Que l'analyse du Tribunal sera confirmée en ce qu'elle a opéré une répartition des diverses indemnités entre le propriétaire du fonds et le locataire gérant dont Mme Rivière ne peut sérieusement soutenir qu'elle ignorait l'existence ;

Attendu que les époux Moulinier sollicitent la confirmation de la disposition du jugement qui leur a accordé une somme de 210 000 F à titre d'indemnité principale ; que Natalys entend, indépendamment de cette indemnité principale à laquelle elle ne peut prétendre, voir réévaluer certaines indemnités accessoires ; que les observations formulées par le Tribunal à l'appui de ses appréciations ne sont pas sérieusement contredites ; qu'en particulier les frais de remplois doivent toujours être calculés sur 210 000 F et non sur 400 000 F ; que l'indemnité de licenciement n'est pas à rattacher directement au congé donné par Mme Rivière ;

Attendu qu'en vertu des dispositions de l'article 1153-1 du Code Civil l'indemnité allouée aux époux Moulinier portera de plein droit intérêts au taux légal à compter du jugement ; qu'il n'est donc pas besoin de prévoir de disposition spéciale à cet égard, cette indemnité portant ainsi intérêts à compter du jour où elle a été juridiquement fixée ;

Attendu que l'équité commande d'indemniser les intimés des frais irrépétibles qu'ils ont dû à nouveau exposer devant la Cour.

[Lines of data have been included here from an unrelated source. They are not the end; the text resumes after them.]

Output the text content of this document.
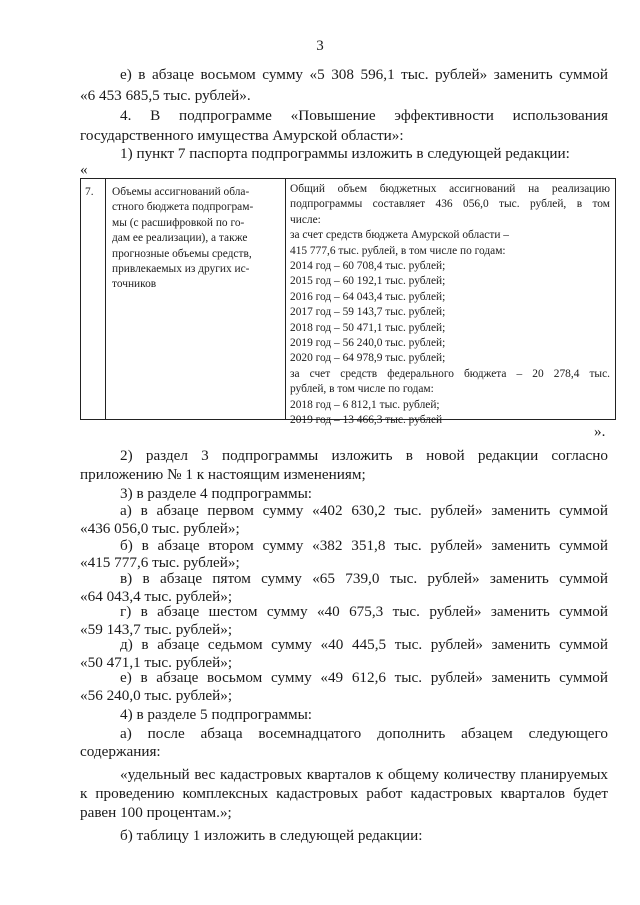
3
е) в абзаце восьмом сумму «5 308 596,1 тыс. рублей» заменить суммой
«6 453 685,5 тыс. рублей».
4. В подпрограмме «Повышение эффективности использования
государственного имущества Амурской области»:
1) пункт 7 паспорта подпрограммы изложить в следующей редакции:
«
7. Объемы ассигнований обла-
стного бюджета подпрограм-
мы (с расшифровкой по го-
дам ее реализации), а также
прогнозные объемы средств,
привлекаемых из других ис-
точников
Общий объем бюджетных ассигнований на реализацию
подпрограммы составляет 436 056,0 тыс. рублей, в том
числе:
за счет средств бюджета Амурской области –
415 777,6 тыс. рублей, в том числе по годам:
2014 год – 60 708,4 тыс. рублей;
2015 год – 60 192,1 тыс. рублей;
2016 год – 64 043,4 тыс. рублей;
2017 год – 59 143,7 тыс. рублей;
2018 год – 50 471,1 тыс. рублей;
2019 год – 56 240,0 тыс. рублей;
2020 год – 64 978,9 тыс. рублей;
за счет средств федерального бюджета – 20 278,4 тыс.
рублей, в том числе по годам:
2018 год – 6 812,1 тыс. рублей;
2019 год – 13 466,3 тыс. рублей
».
2) раздел 3 подпрограммы изложить в новой редакции согласно
приложению № 1 к настоящим изменениям;
3) в разделе 4 подпрограммы:
а) в абзаце первом сумму «402 630,2 тыс. рублей» заменить суммой
«436 056,0 тыс. рублей»;
б) в абзаце втором сумму «382 351,8 тыс. рублей» заменить суммой
«415 777,6 тыс. рублей»;
в) в абзаце пятом сумму «65 739,0 тыс. рублей» заменить суммой
«64 043,4 тыс. рублей»;
г) в абзаце шестом сумму «40 675,3 тыс. рублей» заменить суммой
«59 143,7 тыс. рублей»;
д) в абзаце седьмом сумму «40 445,5 тыс. рублей» заменить суммой
«50 471,1 тыс. рублей»;
е) в абзаце восьмом сумму «49 612,6 тыс. рублей» заменить суммой
«56 240,0 тыс. рублей»;
4) в разделе 5 подпрограммы:
а) после абзаца восемнадцатого дополнить абзацем следующего
содержания:
«удельный вес кадастровых кварталов к общему количеству планируемых
к проведению комплексных кадастровых работ кадастровых кварталов будет
равен 100 процентам.»;
б) таблицу 1 изложить в следующей редакции:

Par ces motifs, et ceux des premiers juges, Déclare les appels tant principal qu'incident recevables ; Les dit injustifiés ; Confirme le jugement déféré en toutes ses dispositions ; Ajoutant, Condamne l'appelante à payer à chacun des deux intimés une nouvelle indemnité de 15 000 F en application de l'article 700 du Nouveau Code de Procédure Civile ; Condamne l'appelante aux dépens d'appel ; alloue à Maîtres Tracol et Guillaumin, Avoués, le bénéfice de l'article 699 du Nouveau Code de Procédure Civile.